Supe, mediante una llamada a la administración de la Seguridad Social, que debía ir «en persona» para mantener una entrevista, y llevar «un certificado de nacimiento y dos documentos acreditativos». La oficina más cercana estaba en la Calle 58 Este. Fui «en persona», aunque no tenía nada para presentar, aparte de que no me hubiera ido muy bien en una entrevista. Resultó estar en el piso doce, lo cual implicaba, para mí, subir once tramos de escaleras. La oficina misma era una gran estancia única, uno de cuyos extremos había sido más o menos acotado con una mesa metálica y unos expositores para panfletos de forma que hiciese las veces de sala de espera. Había dos filas de decrépitas sillas de metal en las cuales estaban sentadas media docena de personas mirando vacíamente al infinito. Esperaban probablemente a que las fuesen llamando.
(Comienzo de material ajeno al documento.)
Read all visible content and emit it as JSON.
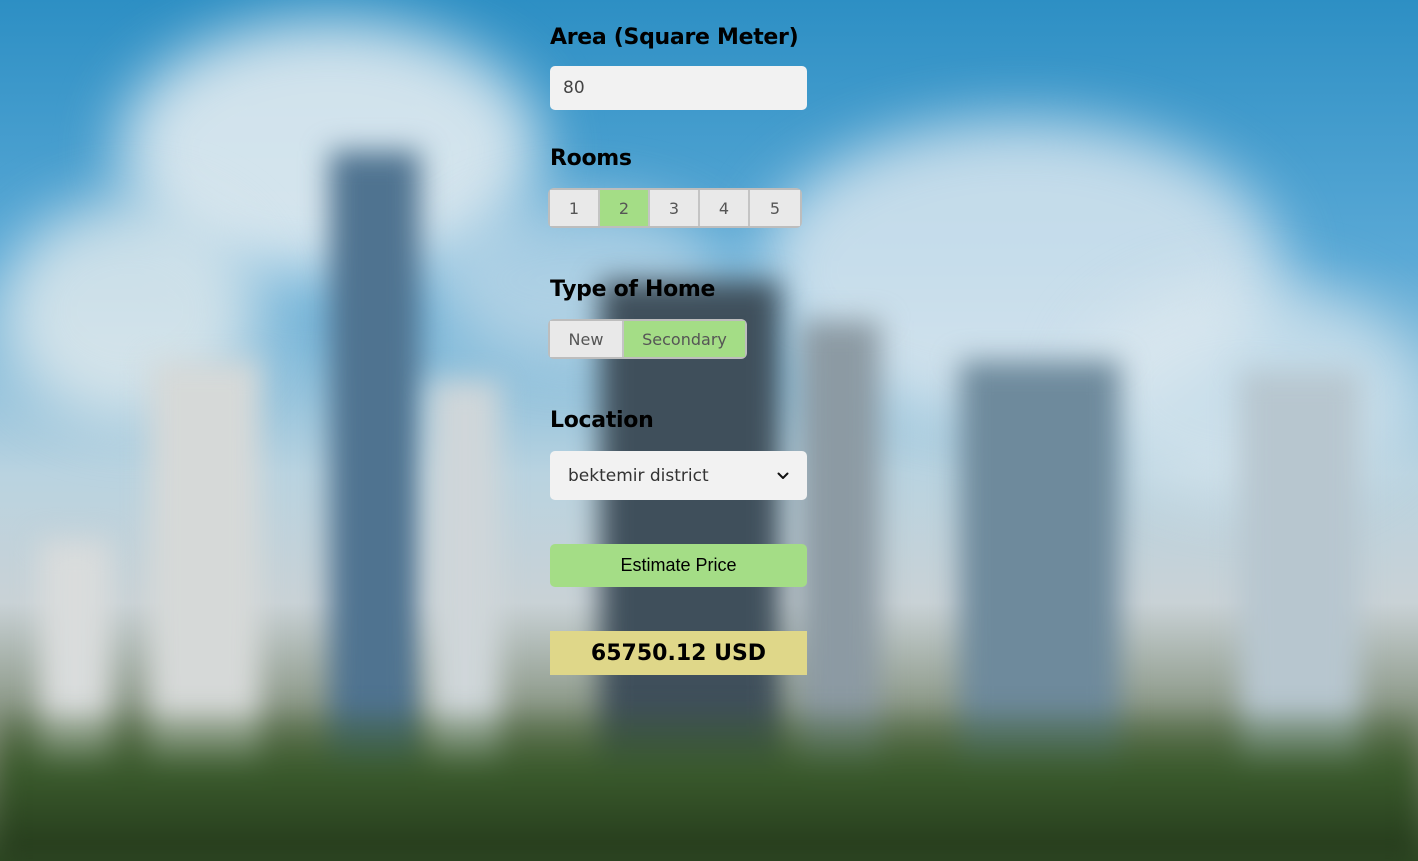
{
  "area": {
    "label": "Area (Square Meter)",
    "value": "80"
  },
  "rooms": {
    "label": "Rooms",
    "options": [
      "1",
      "2",
      "3",
      "4",
      "5"
    ],
    "selected": "2"
  },
  "home_type": {
    "label": "Type of Home",
    "options": [
      "New",
      "Secondary"
    ],
    "selected": "Secondary"
  },
  "location": {
    "label": "Location",
    "selected": "bektemir district"
  },
  "estimate_button": {
    "label": "Estimate Price"
  },
  "result": {
    "text": "65750.12 USD"
  },
  "colors": {
    "accent_green": "#a4dd86",
    "result_background": "#dfd789",
    "input_background": "#f2f2f2"
  },
  "icons": {
    "location_dropdown": "chevron-down-icon"
  }
}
Pasé por detrás de los expositores a la zona de oficina, donde había quince o veinte mesas monótonamente pintadas de gris y situadas al azar sobre el suelo de linóleo. Pocas personas solicitaban tarjetas de la Seguridad Social, y la mayoría de ellas eran extranjeros o menores de edad, de manera que me costó varias horas aprender cómo tenía lugar el proceso. El solicitante debía entregar el formulario cumplimentado junto con el certificado de nacimiento y «pruebas de su identidad», y esperar a ser llamado para mantener una entrevista. Tras ésta, que no parecía cumplir ninguna misión en el proceso, el entrevistador registraba la documentación aportada y firmada y sellaba el formulario. La solicitud se abría paso gradualmente hacia las dos mujeres sentadas frente a unos terminales de ordenador, y la información era procesada y enviada a la computadora central instalada en algún lugar de Maryland. El formulario era guardado en una carpeta donde permanecía durante varias semanas antes de ser reexpedido para su almacenamiento definitivo en otra oficina de Pennsylvania. Me pasé la mayor parte de la mañana observando a las mujeres de los terminales, prestando particular atención a cómo firmaban para irse a comer y cómo firmaban de nuevo al regresar.

Cinco minutos después de las cinco, cuando la sala se quedó totalmente vacía, encendí uno de los terminales e hice la entrada, utilizando el mismo código y la misma información que le había visto usar a una de las mujeres durante la tarde. Pedí el formato para la entrada de un nuevo nombre en el sistema y escribí: Jonathan B. Crosby. Se diferenciaba lo bastante de John R. Crosby como para que yo pudiera seleccionar mi correo, pero no era tan distinto como para que el cartero o el personal del edificio lo advirtiesen. Di la dirección de la Quinta Avenida y me puse una fecha de nacimiento que me hacía cumplir exactamente veintiún años en el día de hoy: lo bastante mayor como para poder abrir cuentas pero lo bastante joven como para hacer plausible la inexistencia de un historial bancario.

El número recién asignado por la Seguridad Social a Jonathan B. Crosby apareció en la pantalla y yo lo traspasé a la memoria. Feliz cumpleaños, Jonathan.